Des avions de chasse pour l’Ukraine, une demande complexe à satisfaire
« Des ailes pour la liberté »: de Londres à Bruxelles en passant par Paris, le président ukrainien Volodymyr Zelensky a pressé ses alliés de lui livrer des avions de chasse modernes pour combattre la Russie, en offrant soit un casque soit un débris d’avion de combat Sukhoï Su-25 à ses hôtes. Mais cette requête est complexe à satisfaire rapidement et tous les modèles d’appareils ne seraient pas adaptés.
Plus tôt l’Ukraine obtient de l’armement lourd de longue portée, plus tôt nos pilotes obtiennent des avions, plus vite se terminera cette agression russe », a martelé mercredi M. Zelensky à l’Elysée. Il a formulé cette même demande un peu plus tôt au Royaume-Uni, avant de solliciter jeudi le Parlement européen et les dirigeants des Vingt-Sept.
Le temps presse pour Kiev à l’heure où « les forces russes ont repris l’initiative et ont débuté leur prochaine grande offensive dans la région de Lougansk », dans l’est du pays, selon l’Institut américain pour l’étude de la guerre (ISW).
Jusqu’ici, les Occidentaux se sont montrés réticents à livrer des avions de combat, de crainte d’une escalade avec Moscou. Mais les tabous tombent les uns après les autres depuis un an. Les soutiens de Kiev ont fini par accepter en janvier de fournir des chars lourds.
Pour l’heure, Washington exclut de fournir à l’Ukraine des F-16 du fabricant Lockheed Martin, l’un des chasseurs les plus produits au monde dont disposent de nombreux pays européens. Les Pays-Bas n’excluent pas en revanche de céder certains de leurs F-16, qui doivent être remplacés par des F-35.
« Notre pays a vraiment besoin de ses avions de chasse (des F-16 arrivant en fin de vie, ndlr), nous ne pouvons pas nous en passer. Ils sont utilisés pour défendre l’OTAN, on le fait depuis des années dans les États baltes et ils sont appréciés pour cela », a déclaré jeudi le Premier ministre belge Alexander De Croo, en marge d’un sommet européen, ajoutant que ces avions défendaient aussi les espaces aériens de la Belgique et des Pays-Bas.

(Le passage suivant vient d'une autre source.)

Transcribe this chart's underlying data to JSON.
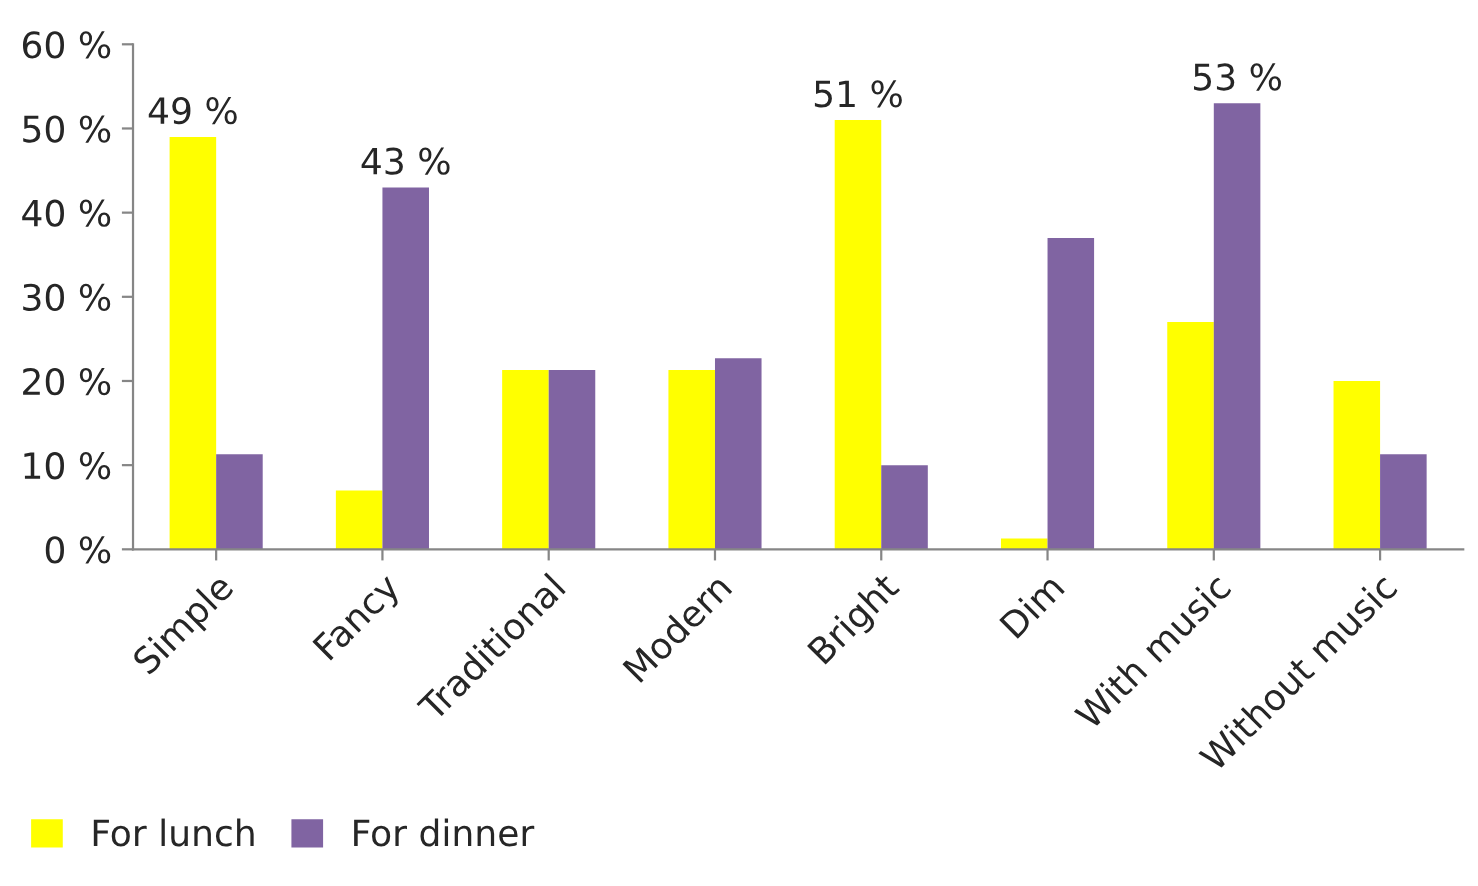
{
  "chart_data": {
    "type": "bar",
    "categories": [
      "Simple",
      "Fancy",
      "Traditional",
      "Modern",
      "Bright",
      "Dim",
      "With music",
      "Without music"
    ],
    "series": [
      {
        "name": "For lunch",
        "color": "#ffff00",
        "values": [
          49,
          7,
          21.3,
          21.3,
          51,
          1.3,
          27,
          20
        ],
        "value_labels": [
          "49 %",
          null,
          null,
          null,
          "51 %",
          null,
          null,
          null
        ]
      },
      {
        "name": "For dinner",
        "color": "#8064a2",
        "values": [
          11.3,
          43,
          21.3,
          22.7,
          10,
          37,
          53,
          11.3
        ],
        "value_labels": [
          null,
          "43 %",
          null,
          null,
          null,
          null,
          "53 %",
          null
        ]
      }
    ],
    "ylim": [
      0,
      60
    ],
    "yticks": [
      {
        "value": 0,
        "label": "0 %"
      },
      {
        "value": 10,
        "label": "10 %"
      },
      {
        "value": 20,
        "label": "20 %"
      },
      {
        "value": 30,
        "label": "30 %"
      },
      {
        "value": 40,
        "label": "40 %"
      },
      {
        "value": 50,
        "label": "50 %"
      },
      {
        "value": 60,
        "label": "60 %"
      }
    ],
    "grid": false,
    "legend": "bottom"
  }
}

Et d’autres partenaires de Kiev semblent infléchir leur position. Après avoir exclu en janvier de livrer des Eurofighter Typhoon ou des F-35, le chef du gouvernement britannique a promis de former des pilotes de chasse ukrainiens « aux normes de l’Otan ». Il a aussi demandé à l’armée d’étudier de possibles livraisons d’avions, tout en prévenant qu’il ne pouvait s’agir que d’une option « à long terme ».

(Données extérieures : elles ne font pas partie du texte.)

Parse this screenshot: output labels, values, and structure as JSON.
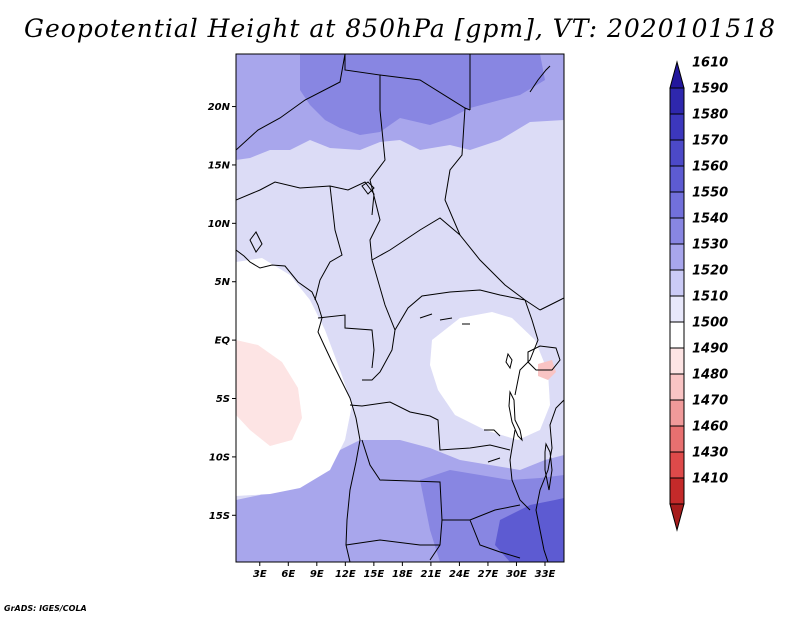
{
  "title": "Geopotential Height at 850hPa [gpm], VT: 2020101518",
  "credit": "GrADS: IGES/COLA",
  "axes": {
    "lon_ticks": [
      "3E",
      "6E",
      "9E",
      "12E",
      "15E",
      "18E",
      "21E",
      "24E",
      "27E",
      "30E",
      "33E"
    ],
    "lat_ticks": [
      "20N",
      "15N",
      "10N",
      "5N",
      "EQ",
      "5S",
      "10S",
      "15S"
    ],
    "lon_range": [
      0.5,
      35
    ],
    "lat_range": [
      -19,
      24.5
    ]
  },
  "colorbar": {
    "levels": [
      "1610",
      "1590",
      "1580",
      "1570",
      "1560",
      "1550",
      "1540",
      "1530",
      "1520",
      "1510",
      "1500",
      "1490",
      "1480",
      "1470",
      "1460",
      "1430",
      "1410"
    ],
    "colors": [
      "#23179d",
      "#2e27ad",
      "#3c37bd",
      "#4c49c8",
      "#5d5bd2",
      "#7270db",
      "#8886e2",
      "#a8a6ec",
      "#cbcbf6",
      "#e8e8fb",
      "#ffffff",
      "#fde4e4",
      "#f9c4c4",
      "#f09a9a",
      "#e87070",
      "#de4a4a",
      "#c42a2a",
      "#a61c1c"
    ]
  },
  "map": {
    "background_color": "#dcdcf6",
    "field_regions": [
      {
        "name": "north-high-region",
        "color": "#a8a6ec"
      },
      {
        "name": "north-peak-region",
        "color": "#8886e2"
      },
      {
        "name": "south-high-region",
        "color": "#a8a6ec"
      },
      {
        "name": "southeast-high-region",
        "color": "#8886e2"
      },
      {
        "name": "southeast-peak-region",
        "color": "#5d5bd2"
      },
      {
        "name": "atlantic-low-region",
        "color": "#ffffff"
      },
      {
        "name": "atlantic-min-region",
        "color": "#fde4e4"
      },
      {
        "name": "congo-low-region",
        "color": "#ffffff"
      },
      {
        "name": "lakes-min-region",
        "color": "#f9c4c4"
      }
    ]
  }
}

Le président français Emmanuel Macron assure lui que « rien n’est exclu ». La France dispose de 13 Mirage 2000-C qui ont été retirés du service il y a quelques mois et qui « ont encore un peu de potentiel », souligne-t-on dans l’entourage du chef d’état-major de l’armée de l’Air française.
Toutefois, il faudrait du temps pour les remettre en condition et consacrer plusieurs mois à la formation des pilotes ukrainiens, dont la flotte est exclusivement composée de Mig et Sukhoï soviétiques. Sur les avions de combat modernes, le temps de formation typique est de 6 mois pour un pilote expérimenté, un délai qu’il est envisageable de contracter à 3 mois mais guère moins.
De l’avis des experts, les avions de chasse occidentaux permettraient de frapper dans la profondeur les troupes russes et de dissuader les bombardiers russes de pilonner le territoire ukrainien. Mais ils ne constitueraient pas à eux seuls la solution militaire miracle et tous ne seraient pas adaptés au théâtre ukrainien.
« Le Typhoon et le F-16 ne sont pas adaptés aux bases aériennes rudimentaires utilisées par les Ukrainiens pour éviter d’attirer les frappes de missiles russes », souligne Justin Bronk, expert militaire au centre de recherche britannique RUSI.
Ainsi, un don de Typhoon serait « presque purement symbolique et ne servirait pas les intérêts de l’armée de l’air ukrainienne », estime-t-il sur Twitter. « Mais cela peut valoir le coup si cela permet politiquement à la Suède de fournir des Gripen ou à d’autres pays de donner des F-18″, ces deux avions étant capables d’opérer depuis des bases rustiques, avec une faible empreinte logistique.
Moscou, de son côté, agite le chiffon rouge pour tenter de dissuader les Occidentaux de franchir le pas de l’aviation de combat. « Dans un tel scénario, la moisson sanglante du prochain cycle d’escalade sera sur votre conscience, ainsi que les conséquences militaires et politiques pour le continent européen et le monde entier », a averti mercredi l’ambassade de Russie au Royaume-Uni.